43. Por su parte, la sentencia C-470 de 2023 declaró inexequible el artículo 6 de la Ley 2283 de 2023 por la transgresión del artículo 333 de la Constitución Política. La Corte concluyó que la obligación prevista en la disposición acusada, de acuerdo con la cual los CDA debían tomar, por su cuenta, un seguro obligatorio individual de responsabilidad civil para vehículos de servicio particular, que ampare los daños materiales causados a terceros, sin cargo o sobrecosto para el usuario, por la vigencia de cada uno de los certificados emitidos, desconoce los límites impuestos por la Constitución para delimitar el alcance del derecho a la libertad económica y transgrede, de manera excesiva, su núcleo esencial[43].

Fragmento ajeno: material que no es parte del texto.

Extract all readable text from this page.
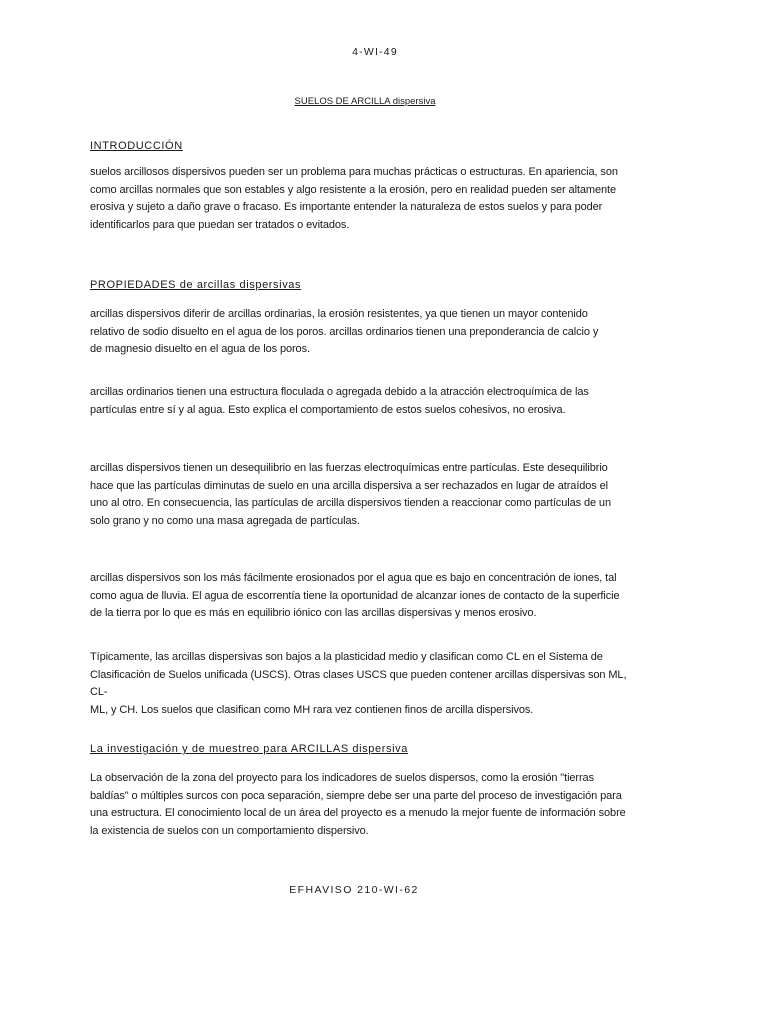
4-WI-49
SUELOS DE ARCILLA dispersiva
INTRODUCCIÓN
suelos arcillosos dispersivos pueden ser un problema para muchas prácticas o estructuras. En apariencia, son
como arcillas normales que son estables y algo resistente a la erosión, pero en realidad pueden ser altamente
erosiva y sujeto a daño grave o fracaso. Es importante entender la naturaleza de estos suelos y para poder
identificarlos para que puedan ser tratados o evitados.
PROPIEDADES de arcillas dispersivas
arcillas dispersivos diferir de arcillas ordinarias, la erosión resistentes, ya que tienen un mayor contenido
relativo de sodio disuelto en el agua de los poros. arcillas ordinarios tienen una preponderancia de calcio y
de magnesio disuelto en el agua de los poros.
arcillas ordinarios tienen una estructura floculada o agregada debido a la atracción electroquímica de las
partículas entre sí y al agua. Esto explica el comportamiento de estos suelos cohesivos, no erosiva.
arcillas dispersivos tienen un desequilibrio en las fuerzas electroquímicas entre partículas. Este desequilibrio
hace que las partículas diminutas de suelo en una arcilla dispersiva a ser rechazados en lugar de atraídos el
uno al otro. En consecuencia, las partículas de arcilla dispersivos tienden a reaccionar como partículas de un
solo grano y no como una masa agregada de partículas.
arcillas dispersivos son los más fácilmente erosionados por el agua que es bajo en concentración de iones, tal
como agua de lluvia. El agua de escorrentía tiene la oportunidad de alcanzar iones de contacto de la superficie
de la tierra por lo que es más en equilibrio iónico con las arcillas dispersivas y menos erosivo.
Típicamente, las arcillas dispersivas son bajos a la plasticidad medio y clasifican como CL en el Sistema de
Clasificación de Suelos unificada (USCS). Otras clases USCS que pueden contener arcillas dispersivas son ML,
CL-
ML, y CH. Los suelos que clasifican como MH rara vez contienen finos de arcilla dispersivos.
La investigación y de muestreo para ARCILLAS dispersiva
La observación de la zona del proyecto para los indicadores de suelos dispersos, como la erosión "tierras
baldías" o múltiples surcos con poca separación, siempre debe ser una parte del proceso de investigación para
una estructura. El conocimiento local de un área del proyecto es a menudo la mejor fuente de información sobre
la existencia de suelos con un comportamiento dispersivo.
EFHAVISO 210-WI-62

44. Con fundamento en la decisión descrita, la Sala Plena concluye que en el presente caso no es posible emprender el examen de los cargos formulados contra el artículo 6 de la Ley 2283 de 2023, debido a que existe cosa juzgada absoluta y formal. En efecto, como consecuencia de la sentencia C-470 de 2023 la disposición demandada en esta oportunidad fue expulsada del ordenamiento y, por ende, no hay un objeto sobre el que recaiga el pronunciamiento.

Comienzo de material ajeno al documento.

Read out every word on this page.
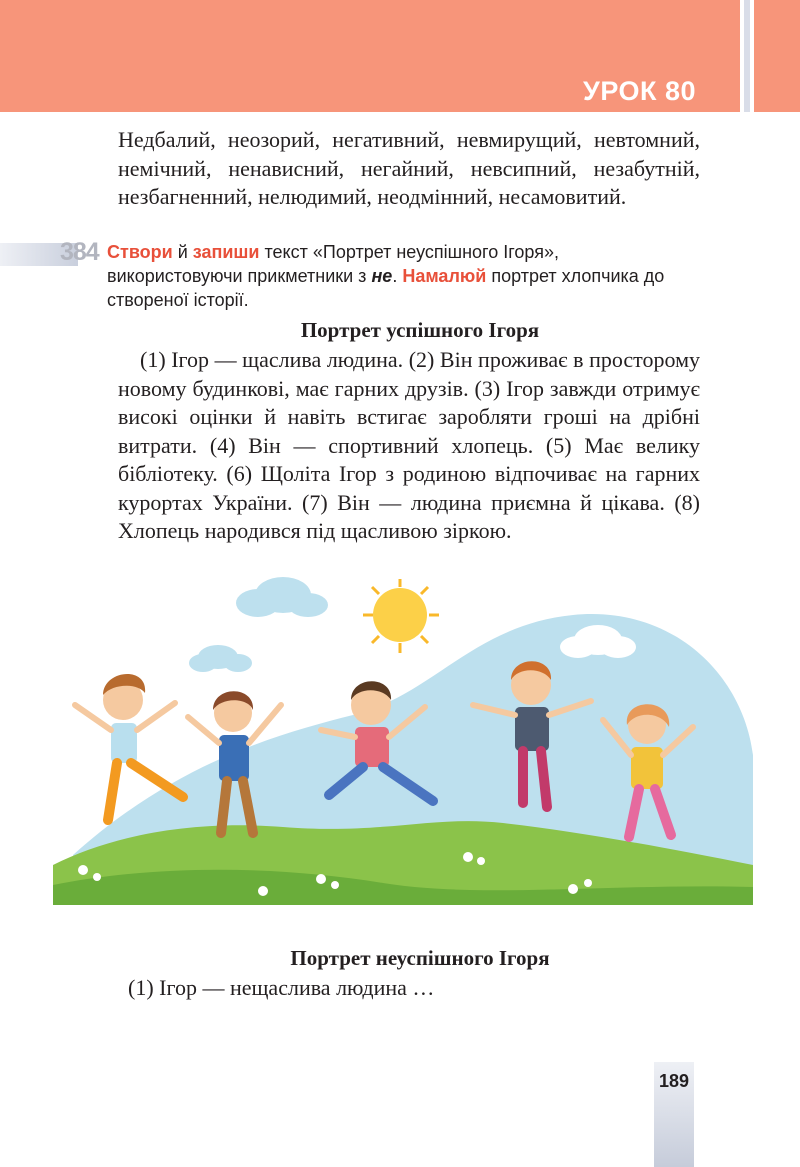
УРОК 80
Недбалий, неозорий, негативний, невмирущий, невтомний, немічний, ненависний, негайний, невсипний, незабутній, незбагненний, нелюдимий, неодмінний, несамовитий.
384 Створи й запиши текст «Портрет неуспішного Ігоря», використовуючи прикметники з не. Намалюй портрет хлопчика до створеної історії.
Портрет успішного Ігоря
(1) Ігор — щаслива людина. (2) Він проживає в просторому новому будинкові, має гарних друзів. (3) Ігор завжди отримує високі оцінки й навіть встигає заробляти гроші на дрібні витрати. (4) Він — спортивний хлопець. (5) Має велику бібліотеку. (6) Щоліта Ігор з родиною відпочиває на гарних курортах України. (7) Він — людина приємна й цікава. (8) Хлопець народився під щасливою зіркою.
Портрет неуспішного Ігоря
(1) Ігор — нещаслива людина …
189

45. Lo anterior, resulta más evidente si se examinan de forma separada los cargos de inconstitucionalidad formulados en este asunto. Así, respecto al cargo por violación del artículo 333 superior coincide tanto la disposición demandada como el cargo de inconstitucionalidad, razón por la que se configura cosa juzgada formal y absoluta, que impide un nuevo pronunciamiento de esta corporación. Por otra parte, con respecto a los cargos por violación de los artículos 157, 158, 161 y 169 de la Carta Política tampoco procede un pronunciamiento de fondo por sustracción de materia, pues el artículo 6 de la Ley 2283 de 2023 fue expulsado del ordenamiento jurídico por virtud de la declaratoria de su inexequibilidad y, por ende, no hay un objeto sobre el que recaiga el examen de constitucionalidad propuesto[44]. Por lo expuesto, la Sala se estará a lo resuelto en la sentencia C-470 de 2023[45].

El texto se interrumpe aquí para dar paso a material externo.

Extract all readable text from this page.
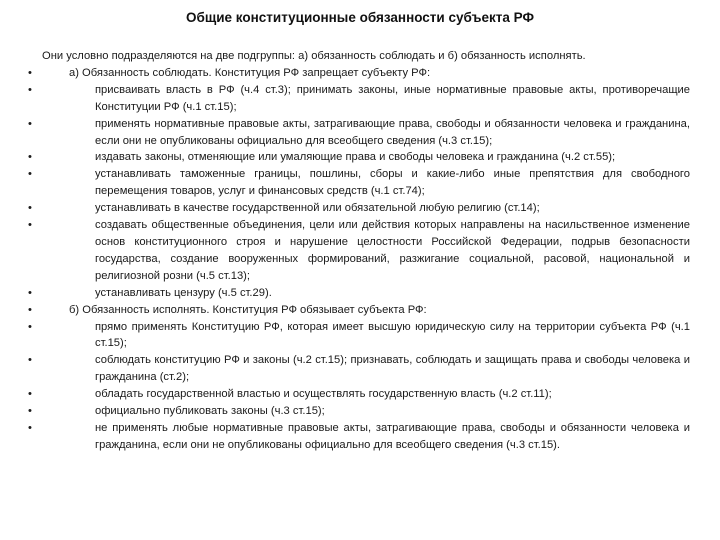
Общие конституционные обязанности субъекта РФ

Они условно подразделяются на две подгруппы: а) обязанность соблюдать и б) обязанность исполнять.

•	а) Обязанность соблюдать. Конституция РФ запрещает субъекту РФ:
•	присваивать власть в РФ (ч.4 ст.3); принимать законы, иные нормативные правовые акты, противоречащие Конституции РФ (ч.1 ст.15);
•	применять нормативные правовые акты, затрагивающие права, свободы и обязанности человека и гражданина, если они не опубликованы официально для всеобщего сведения (ч.3 ст.15);
•	издавать законы, отменяющие или умаляющие права и свободы человека и гражданина (ч.2 ст.55);
•	устанавливать таможенные границы, пошлины, сборы и какие-либо иные препятствия для свободного перемещения товаров, услуг и финансовых средств (ч.1 ст.74);
•	устанавливать в качестве государственной или обязательной любую религию (ст.14);
•	создавать общественные объединения, цели или действия которых направлены на насильственное изменение основ конституционного строя и нарушение целостности Российской Федерации, подрыв безопасности государства, создание вооруженных формирований, разжигание социальной, расовой, национальной и религиозной розни (ч.5 ст.13);
•	устанавливать цензуру (ч.5 ст.29).
•	б) Обязанность исполнять. Конституция РФ обязывает субъекта РФ:
•	прямо применять Конституцию РФ, которая имеет высшую юридическую силу на территории субъекта РФ (ч.1 ст.15);
•	соблюдать конституцию РФ и законы (ч.2 ст.15); признавать, соблюдать и защищать права и свободы человека и гражданина (ст.2);
•	обладать государственной властью и осуществлять государственную власть (ч.2 ст.11);
•	официально публиковать законы (ч.3 ст.15);
•	не применять любые нормативные правовые акты, затрагивающие права, свободы и обязанности человека и гражданина, если они не опубликованы официально для всеобщего сведения (ч.3 ст.15).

d. Síntesis de la decisión

46. Le correspondió a la Corte estudiar una demanda que formuló cuatro cargos de inconstitucionalidad contra el artículo 6° de la Ley 2283 de 2023, que estableció el deber a cargo de los Centros de Diagnóstico Automotor de tomar un seguro de responsabilidad civil para vehículos particulares, que amparara los daños materiales causados a terceros por la vigencia de los certificados que emita el centro correspondiente. Sin embargo, esta norma fue declarada inexequible en la sentencia C-470 de 2023 por la transgresión del artículo 333 de la Constitución, razón por la que la Sala resolvió estarse a lo resuelto en dicha providencia.